S’ils agissaient ainsi, les travailleurs se dégraderaient, tomberaient au plus bas niveau pour ne plus former qu’une masse uniforme, écrasée, de malheureux, que rien ne pourrait arracher à sa misère. Je crois avoir montré que leurs luttes pour obtenir un salaire normal sont les incidents inséparables du régime du salariat dans son ensemble, que, dans quatre-vingt-dix-neuf cas sur cent, leurs efforts pour relever les salaires ne sont que des efforts pour maintenir la valeur donnée du travail, et que la nécessité de discuter leur prix avec le capitaliste est inhérente à leur condition qui les oblige à se vendre comme marchandises. En cédant pied lâchement dans leur conflit de tous les jours avec le capital, ils perdraient certainement le droit d’entreprendre aucun mouvement plus étendu et plus général.

D’autre part, et tout à fait en dehors de la servitude générale qu’implique le salariat, la classe ouvrière ne doit pas s’exagérer le résultat final de ces luttes de tous les jours. Les travailleurs ne doivent pas oublier qu’ils combattent les effets, mais non les causes ; qu’ils retardent le mouvement descendant, mais qu’ils n’en changent pas la direction ; qu’ils appliquent des palliatifs et ne guérissent pas la maladie. Ils ne doivent donc pas se laisser absorber exclusivement par ces inévitables escarmouches qui font naître sans cesse les continuels empiètements du capital ou les variations du marché. Ils doivent comprendre que le régime actuel, avec toutes les misères qu’il leur impose, engendre en même temps les conditions matérielles et les formes sociales nécessaires pour reconstruire la société sur d’autres bases économiques. Au lieu de la devise conservatrice : « Un salaire normal pour une journée normale de travail ! » ils doivent inscrire sur leur bannière le mot d’ordre révolutionnaire : « Abolition du salariat ! »

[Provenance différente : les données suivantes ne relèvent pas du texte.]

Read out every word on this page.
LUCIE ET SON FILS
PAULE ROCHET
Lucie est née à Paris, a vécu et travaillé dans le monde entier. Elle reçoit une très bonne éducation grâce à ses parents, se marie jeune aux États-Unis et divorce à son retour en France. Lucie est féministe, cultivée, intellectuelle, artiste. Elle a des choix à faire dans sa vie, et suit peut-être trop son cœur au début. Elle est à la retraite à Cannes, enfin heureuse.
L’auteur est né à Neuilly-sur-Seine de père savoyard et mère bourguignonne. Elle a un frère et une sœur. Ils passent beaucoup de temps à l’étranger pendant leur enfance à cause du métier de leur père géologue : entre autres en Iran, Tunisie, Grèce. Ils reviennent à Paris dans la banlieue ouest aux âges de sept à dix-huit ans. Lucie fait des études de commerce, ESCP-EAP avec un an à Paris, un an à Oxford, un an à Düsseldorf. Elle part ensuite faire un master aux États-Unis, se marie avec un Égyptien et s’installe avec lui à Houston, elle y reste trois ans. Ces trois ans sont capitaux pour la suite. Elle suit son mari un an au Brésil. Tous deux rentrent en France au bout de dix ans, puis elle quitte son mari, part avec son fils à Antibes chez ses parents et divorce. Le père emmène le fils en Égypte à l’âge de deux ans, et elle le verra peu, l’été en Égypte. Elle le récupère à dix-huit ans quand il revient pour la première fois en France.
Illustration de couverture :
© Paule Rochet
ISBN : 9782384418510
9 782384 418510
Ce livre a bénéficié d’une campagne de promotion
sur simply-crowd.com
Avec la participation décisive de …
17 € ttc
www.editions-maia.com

Après cette très longue et, je le crains bien, très ennuyeuse exposition, où il me fallait entrer pour ne pas rester trop au-dessous de mon sujet, je vous proposerai pour conclure d’adopter les résolutions suivantes :

Premièrement : une hausse générale du taux des salaires aurait pour résultat une baisse dans le taux général du profit, mais elle n’influerait pas sur les prix des marchandises.

Deuxièmement : la tendance générale de la production capitaliste n’est point d’élever, mais bien d’abaisser la moyenne du salaire normal.

Troisièmement : les syndicats ouvriers (Trade-Unions) agissent utilement comme centre de résistance aux empiètements du capital. Leur défaut partiel c’est de faire un usage peu judicieux de la force qu’ils possèdent. Leur défaut général est de se borner à une guerre d’escarmouches contre les effets du régime existant, au lieu d’essayer en même temps de le changer, au lieu de se servir de leurs forces organisées comme d’un levier pour affranchir définitivement la classe ouvrière, c’est-à-dire pour abolir le salariat.